When you place a bracket order, you get an option to either place a fixed stop-loss order or also the ability to trail your stop-loss. What this would mean is that if the stock moves in your direction by a particular number of ticks, the stop-loss will go up/down based on if you are long or short automatically.
A Cover Order is an order which is placed along with a compulsory Stop Loss Order. In a Cover Order, the buy/sell order can be a Limit/Market Order and is accompanied by a compulsory Stop Loss order, in a specified range. You can not cancel this Stop Loss Order.
Since the Stop Loss Order is being placed simultaneously while getting into the contract, the risk that is being taken automatically reduces. Because the risk reduces, the margin requirement also automatically reduces. Remember that all cover orders (CO) will be automatically squared off around 3:20 PM and hence this is a good tool for Intraday traders only.

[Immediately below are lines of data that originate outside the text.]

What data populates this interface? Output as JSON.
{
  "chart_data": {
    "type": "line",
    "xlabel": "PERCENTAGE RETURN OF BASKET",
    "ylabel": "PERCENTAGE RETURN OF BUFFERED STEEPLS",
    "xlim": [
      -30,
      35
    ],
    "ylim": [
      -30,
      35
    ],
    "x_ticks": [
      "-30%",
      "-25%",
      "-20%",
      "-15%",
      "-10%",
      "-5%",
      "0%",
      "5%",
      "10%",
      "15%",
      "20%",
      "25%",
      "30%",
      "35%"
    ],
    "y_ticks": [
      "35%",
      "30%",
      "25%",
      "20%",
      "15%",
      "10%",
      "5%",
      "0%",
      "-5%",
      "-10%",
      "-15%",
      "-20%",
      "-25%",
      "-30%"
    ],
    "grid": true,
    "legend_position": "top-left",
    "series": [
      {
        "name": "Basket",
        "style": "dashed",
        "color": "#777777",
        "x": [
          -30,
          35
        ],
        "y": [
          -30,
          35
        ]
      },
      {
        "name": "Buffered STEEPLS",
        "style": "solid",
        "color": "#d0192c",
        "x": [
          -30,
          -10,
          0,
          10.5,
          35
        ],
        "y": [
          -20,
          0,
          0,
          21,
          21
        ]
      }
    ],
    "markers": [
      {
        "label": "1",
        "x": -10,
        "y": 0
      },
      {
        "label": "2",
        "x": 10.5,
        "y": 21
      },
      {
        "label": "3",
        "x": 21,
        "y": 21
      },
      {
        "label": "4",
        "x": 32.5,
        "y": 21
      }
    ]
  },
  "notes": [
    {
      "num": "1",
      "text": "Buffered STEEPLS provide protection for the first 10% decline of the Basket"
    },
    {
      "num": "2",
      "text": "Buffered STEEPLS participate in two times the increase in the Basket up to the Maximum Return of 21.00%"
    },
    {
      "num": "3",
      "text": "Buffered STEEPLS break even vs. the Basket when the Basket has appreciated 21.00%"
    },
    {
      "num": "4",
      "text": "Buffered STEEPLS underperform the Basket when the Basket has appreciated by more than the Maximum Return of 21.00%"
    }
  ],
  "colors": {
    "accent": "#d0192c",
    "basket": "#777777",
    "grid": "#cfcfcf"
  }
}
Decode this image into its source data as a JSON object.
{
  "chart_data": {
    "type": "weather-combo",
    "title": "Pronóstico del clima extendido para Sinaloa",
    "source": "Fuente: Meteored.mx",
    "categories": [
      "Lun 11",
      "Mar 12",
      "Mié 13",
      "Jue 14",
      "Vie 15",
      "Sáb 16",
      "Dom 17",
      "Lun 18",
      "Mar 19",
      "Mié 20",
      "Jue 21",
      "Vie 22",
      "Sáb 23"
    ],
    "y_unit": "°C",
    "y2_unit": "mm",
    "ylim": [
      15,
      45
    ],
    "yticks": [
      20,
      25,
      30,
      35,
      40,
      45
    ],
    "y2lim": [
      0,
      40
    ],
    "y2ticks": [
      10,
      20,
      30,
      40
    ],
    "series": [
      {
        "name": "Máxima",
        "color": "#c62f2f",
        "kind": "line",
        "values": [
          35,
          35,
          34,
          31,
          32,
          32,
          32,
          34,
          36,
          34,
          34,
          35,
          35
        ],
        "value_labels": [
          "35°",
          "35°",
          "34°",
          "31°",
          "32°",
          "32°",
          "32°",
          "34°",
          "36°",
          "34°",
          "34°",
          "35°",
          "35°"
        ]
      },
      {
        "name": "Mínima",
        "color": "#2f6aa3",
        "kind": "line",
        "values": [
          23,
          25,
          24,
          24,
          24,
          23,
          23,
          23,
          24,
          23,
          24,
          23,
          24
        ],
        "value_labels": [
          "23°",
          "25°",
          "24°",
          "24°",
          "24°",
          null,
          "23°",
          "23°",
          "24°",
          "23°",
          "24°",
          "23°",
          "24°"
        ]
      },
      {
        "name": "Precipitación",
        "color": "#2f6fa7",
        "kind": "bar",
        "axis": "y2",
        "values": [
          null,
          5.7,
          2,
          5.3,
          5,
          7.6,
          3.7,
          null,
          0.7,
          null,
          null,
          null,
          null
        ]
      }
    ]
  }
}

How to Put the Stop Loss in the Stock Market?
Though there are lots of investors who trade with SL, a few of them set the SL price after a proper analysis but the rest of them just put a random figure according to their wish. Those who technically analyze the market movements correctly and set a price near the resistance or at the support level are the true utilizer of SL orders.
For example, suppose you have bought a stock at Rs. 100 and after analyzing the market, you assume that the support level is at 98, you set the stop loss limit below that point, say at 97. In this way, you can decrease the probability of incurring a loss.
A good stop-loss level should be set just below the stock’s support area. This will reliably protect against losses while helping you take advantage of any potential upswings in the market.
To use a stop-loss example, take note of where your stock’s price opened and then decide at what point to place an order that would automatically sell if prices dip too low. Keep in mind your exit strategy before entering into any trade.
Stop loss helps traders protect themselves from incurring large losses or missing out on profits during turbulent markets. It functions by immediately selling positions when certain pre-determined levels are reached, either cutting losses or taking profits depending on the price parameters set by the trader beforehand.
A ‘stop loss’ executes an automatic sale trigger after achieving predetermined market conditions – such as when your price threshold reaches (e.g., the current market rate falls below purchase value). On the other hand, ‘limit orders’ provide instructions to put an entry/exit position only once the price breaches specific limits. This allows investors to set targets for their investments at preset intervals (e.g., they can lock in the maximum gain can above 5%).
Stop Loss is an essential tool for traders trading in the stock market. However, traders need to put correct stop loss prices, or else they will face loss by the unnecessary triggering of the stops. Therefore, it is advised to analyze the market properly prior to setting the SL limit. It not only protects you from incurring great losses but also saves you time from constantly monitoring the stock price in the market.